Generative AI also supports hyper-personalization. It enables real-time segmentation and personalization of offers for B2B clients. In retail, this supports optimal assortment selection; in finance, it enables dynamic risk modeling.

At the same time, risk must also be addressed. Introducing AI Governance mechanisms and model auditing is becoming essential to ensure ethical use and avoid the risk of hallucinations in business-critical data.

8. The IT Environment in 2026 – From Innovation to Measurable Efficiency Through Modern Solutions

Based on the analysis of current trends, three strategic areas emerge as top priorities for decision-makers:

  • Cost control and infrastructure optimization

The development of FinOps/GreenOps practices, rationalization of the application portfolio, and conscious decisions about what should be moved to the cloud and what should remain at the edge.

  • Adaptive architecture enabling rapid change

Composable Enterprise, PBCs, API-first and headless approaches, as well as hybrid project management models that combine predictability with flexibility.

  • Data and AI as a real source of business value

Data Mesh and Data Governance in regulated sectors, AI-driven QA and automation, as well as GenAI and hyper-personalization embedded in operational processes.

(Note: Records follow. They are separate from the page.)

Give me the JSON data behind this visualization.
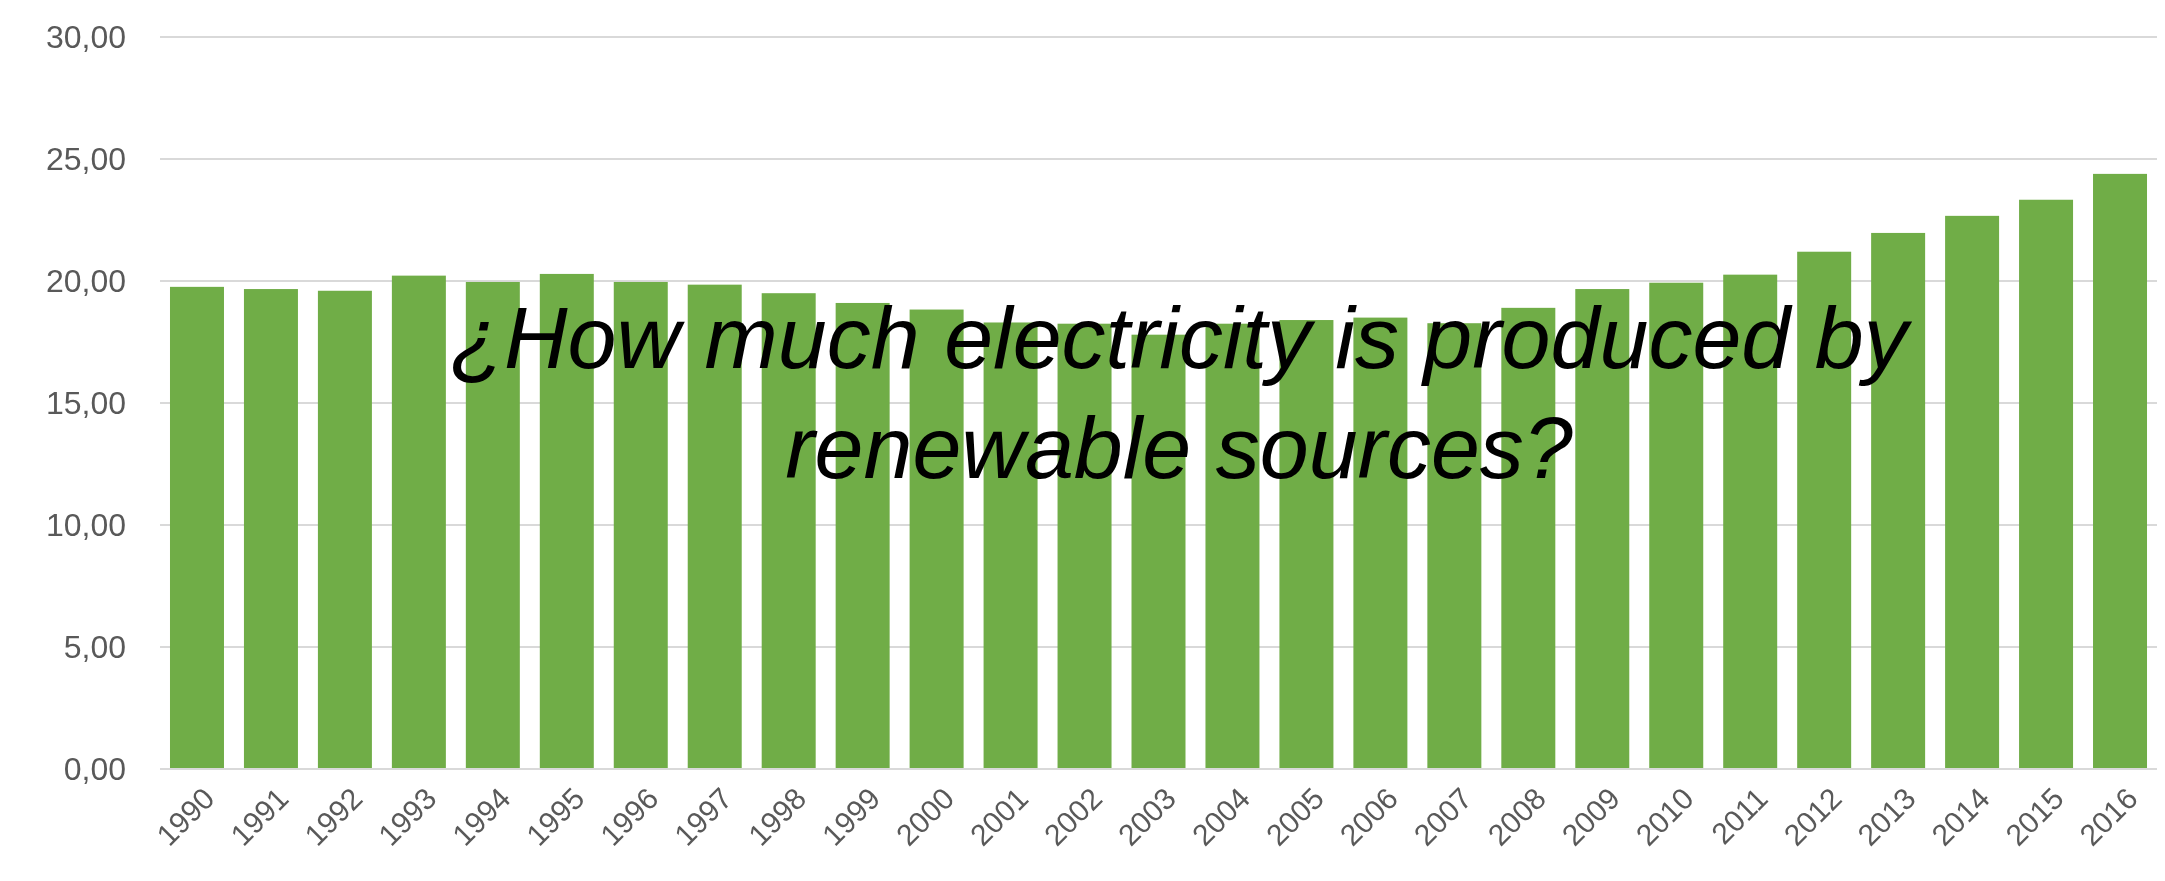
{
  "chart_data": {
    "type": "bar",
    "title": "¿How much electricity is produced by renewable sources?",
    "categories": [
      "1990",
      "1991",
      "1992",
      "1993",
      "1994",
      "1995",
      "1996",
      "1997",
      "1998",
      "1999",
      "2000",
      "2001",
      "2002",
      "2003",
      "2004",
      "2005",
      "2006",
      "2007",
      "2008",
      "2009",
      "2010",
      "2011",
      "2012",
      "2013",
      "2014",
      "2015",
      "2016"
    ],
    "values": [
      19.76,
      19.67,
      19.6,
      20.22,
      19.96,
      20.29,
      19.96,
      19.85,
      19.5,
      19.1,
      18.83,
      18.3,
      18.25,
      17.8,
      18.25,
      18.4,
      18.5,
      18.27,
      18.9,
      19.67,
      19.93,
      20.26,
      21.2,
      21.97,
      22.67,
      23.33,
      24.39
    ],
    "color": "#70ad47",
    "ylim": [
      0,
      30
    ],
    "yticks": [
      {
        "value": 0,
        "label": "0,00"
      },
      {
        "value": 5,
        "label": "5,00"
      },
      {
        "value": 10,
        "label": "10,00"
      },
      {
        "value": 15,
        "label": "15,00"
      },
      {
        "value": 20,
        "label": "20,00"
      },
      {
        "value": 25,
        "label": "25,00"
      },
      {
        "value": 30,
        "label": "30,00"
      }
    ],
    "grid": "y"
  }
}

The direction for 2026 is clear: IT must finally stop being perceived as a cost center and become an accelerator of measurable efficiency and growth.

The organizations that succeed will be those that:

  • combine FinOps with Composable Enterprise,

  • build AI and GenAI on solid data foundations (Data Mesh, Governance),

  • automate quality (Hyperautomation QA) and move processing to where value is actually created — in production, in warehouses, and on customer devices (Edge & Offline-First).

Having the latest tools is only the beginning. The real challenge of 2026 will be the operationalization and integration of these technologies across the entire organization — so that every project has a clearly defined business goal, measurable KPIs, and a justified return on investment.